Durante semanas, Andy Burnham manteve um voto de silêncio sobre seu projeto para o número 10.
No entanto, agora que ele finalmente compartilhou pelo menos alguns de seus planos com a nação, quase não sabemos como ele pretende pagar por isso. O financiamento para cortes de £ 850 milhões na conta de energia começou a acontecer poucas horas após o anúncio.
Também não é claro de onde vem o dinheiro para acabar com os sem-abrigo (algo que ele já não conseguiu fazer em Manchester), para colmatar a lacuna de 4,7 mil milhões de libras nos planos de investimento na defesa ou para financiar outros planos ambiciosos estimados em centenas de milhares de milhões.
Não é preciso dizer em letras maiúsculas que a falta de transparência do Primeiro-Ministro envia um sinal muito preocupante sobre a sua atitude em relação às finanças públicas. Apesar de todas as suas falhas desastrosas como chanceler, a infeliz Rachel Reeves parecia pelo menos tentar fazer contas vagamente.
Embora o senhor Burnham tenha falado da necessidade de mostrar ao seu gabinete como os projectos estão a ser financiados, ele tem de ir mais longe para provar que não está apenas a defender da boca para fora a disciplina fiscal.
A escala da crise que a Grã-Bretanha enfrenta é quase terrível. Não só a lei da segurança social ultrapassou as receitas do imposto sobre o rendimento no ano passado, como os números também mostram que a nossa dívida nacional está a aproximar-se dos inimagináveis 3 biliões de libras.
Qualquer pessoa com uma compreensão básica de aritmética pode ver que esta não é a forma de gerir uma economia ou um país. Embora contrariem os instintos grosseiros e simplistas do senhor Burnham, há alguns pontos que ele faria bem em ter em mente na preparação para o anúncio do orçamento do Outono.
Em primeiro lugar, a amarga experiência sugere fortemente que aumentar ainda mais os impostos e contrair empréstimos de montantes cada vez maiores apenas nos causará problemas mais profundos. Em segundo lugar, é hora de apitar o trem da alegria da Benefit Street.
É claro que nem todos os desafios que o novo primeiro-ministro enfrenta são de natureza financeira. Já está claro que a sua purga implacável dos aliados de Keir Starmer criou um grupo de descontentes alarmantes que aproveitarão todas as oportunidades para atacar a partir da bancada nas próximas semanas e meses. Isto chega às suas esperanças de um Partido Trabalhista unido.
Embora Andy Burnham tenha falado da necessidade de mostrar ao seu gabinete como os projectos estão a ser financiados, ele precisa de ir mais longe para provar que não está apenas a defender da boca para fora a disciplina fiscal.
A um nível mais amplo, o Sr. Burnham poderá lamentar a sua decisão estrangeira de nomear Ed Miliband como Secretário dos Negócios Estrangeiros.

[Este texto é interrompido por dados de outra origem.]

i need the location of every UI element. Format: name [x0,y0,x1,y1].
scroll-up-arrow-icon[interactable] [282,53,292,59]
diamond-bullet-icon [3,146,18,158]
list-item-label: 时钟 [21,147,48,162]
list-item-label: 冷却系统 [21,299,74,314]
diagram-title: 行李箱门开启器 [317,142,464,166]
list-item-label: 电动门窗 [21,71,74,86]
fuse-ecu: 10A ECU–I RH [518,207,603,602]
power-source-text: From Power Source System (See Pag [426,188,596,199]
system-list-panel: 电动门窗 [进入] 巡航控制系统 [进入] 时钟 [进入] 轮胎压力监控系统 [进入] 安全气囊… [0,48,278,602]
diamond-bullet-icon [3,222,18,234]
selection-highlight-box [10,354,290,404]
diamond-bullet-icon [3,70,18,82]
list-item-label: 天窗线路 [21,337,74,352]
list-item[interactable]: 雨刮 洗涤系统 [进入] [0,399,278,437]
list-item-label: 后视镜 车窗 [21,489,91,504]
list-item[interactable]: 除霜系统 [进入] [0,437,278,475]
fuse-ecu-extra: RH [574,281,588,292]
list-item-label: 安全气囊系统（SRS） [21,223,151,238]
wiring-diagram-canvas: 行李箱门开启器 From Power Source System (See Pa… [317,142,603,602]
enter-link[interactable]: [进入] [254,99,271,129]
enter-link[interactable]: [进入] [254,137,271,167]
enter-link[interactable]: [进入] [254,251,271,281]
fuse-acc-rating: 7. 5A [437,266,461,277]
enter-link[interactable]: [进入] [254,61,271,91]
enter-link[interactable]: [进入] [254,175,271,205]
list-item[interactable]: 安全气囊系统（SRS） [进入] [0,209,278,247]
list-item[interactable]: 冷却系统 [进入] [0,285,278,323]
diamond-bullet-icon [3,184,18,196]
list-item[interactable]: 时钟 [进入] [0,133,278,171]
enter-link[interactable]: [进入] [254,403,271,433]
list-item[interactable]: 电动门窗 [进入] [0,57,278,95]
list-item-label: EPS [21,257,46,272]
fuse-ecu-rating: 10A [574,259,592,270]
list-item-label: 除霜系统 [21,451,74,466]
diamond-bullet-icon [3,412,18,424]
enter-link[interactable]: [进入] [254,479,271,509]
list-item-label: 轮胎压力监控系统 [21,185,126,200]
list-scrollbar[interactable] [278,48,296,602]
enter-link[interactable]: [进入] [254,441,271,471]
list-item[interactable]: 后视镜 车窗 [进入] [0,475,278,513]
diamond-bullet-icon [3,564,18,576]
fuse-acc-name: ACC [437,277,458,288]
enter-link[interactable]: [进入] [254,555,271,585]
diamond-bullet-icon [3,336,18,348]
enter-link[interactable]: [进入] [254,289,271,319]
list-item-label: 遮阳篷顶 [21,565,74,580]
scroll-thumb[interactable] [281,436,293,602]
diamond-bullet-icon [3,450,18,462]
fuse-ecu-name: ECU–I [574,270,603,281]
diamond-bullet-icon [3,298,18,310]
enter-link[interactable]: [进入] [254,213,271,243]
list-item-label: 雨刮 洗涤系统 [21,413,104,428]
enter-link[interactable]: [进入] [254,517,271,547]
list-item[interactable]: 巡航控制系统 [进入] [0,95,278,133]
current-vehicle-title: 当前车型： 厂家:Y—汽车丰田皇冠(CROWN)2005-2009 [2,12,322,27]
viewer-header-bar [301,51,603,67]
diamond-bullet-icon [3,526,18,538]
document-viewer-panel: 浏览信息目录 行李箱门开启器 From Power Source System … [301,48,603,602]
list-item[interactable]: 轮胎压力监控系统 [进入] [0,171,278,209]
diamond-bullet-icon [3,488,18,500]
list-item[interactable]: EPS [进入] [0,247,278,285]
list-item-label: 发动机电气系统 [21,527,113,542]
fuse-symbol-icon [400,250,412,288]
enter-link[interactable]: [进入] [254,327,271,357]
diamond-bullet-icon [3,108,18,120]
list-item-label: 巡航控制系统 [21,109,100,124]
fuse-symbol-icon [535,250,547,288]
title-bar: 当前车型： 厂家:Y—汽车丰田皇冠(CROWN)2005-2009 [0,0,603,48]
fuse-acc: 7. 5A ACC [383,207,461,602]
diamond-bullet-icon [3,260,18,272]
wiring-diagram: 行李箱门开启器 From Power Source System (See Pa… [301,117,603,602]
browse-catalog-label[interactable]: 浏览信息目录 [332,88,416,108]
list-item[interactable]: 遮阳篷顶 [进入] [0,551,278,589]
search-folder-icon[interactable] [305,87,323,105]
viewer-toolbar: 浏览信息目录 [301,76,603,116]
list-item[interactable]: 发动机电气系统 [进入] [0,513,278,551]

É provável que ninguém interessado em assuntos internacionais esqueça o papel indesculpável que Miliband – então líder da oposição – desempenhou no bloqueio da acção do Reino Unido contra o regime assassino do ditador sírio Bashar al-Assad em Agosto de 2013.
Inúmeras vítimas morreram horrivelmente durante mais cinco anos, até aos ataques aéreos e de mísseis liderados pelos EUA. Mesmo sem essa mancha vergonhosa no seu currículo, é evidente que ele enfrenta enormes testes globais à medida que a violência e a agitação continuam no Irão, em Israel e na Ucrânia.
Talvez um desafio ainda maior para Miliband – um homem que usa as suas credenciais de extrema esquerda como uma medalha de honra – seja construir uma relação de trabalho cordial com Donald Trump. Não admira que Boris Johnson o tenha descrito como uma “terrível escolha” para o cargo.
Sim, é um desenvolvimento bem-vindo que este zelo ecológico já não prossiga a sua agenda verde perturbada no departamento de segurança energética e zero emissões.
Será também um alívio para todos os que se preocupam com o bem-estar económico deste país o facto de ele ter sido preterido para o cargo de chanceler. Mas permanece o facto de que Miliband poderá causar danos infinitos na Grã-Bretanha e noutros países, desde que mantenha o cargo que o Primeiro-Ministro – por qualquer razão – decidir dar-lhe.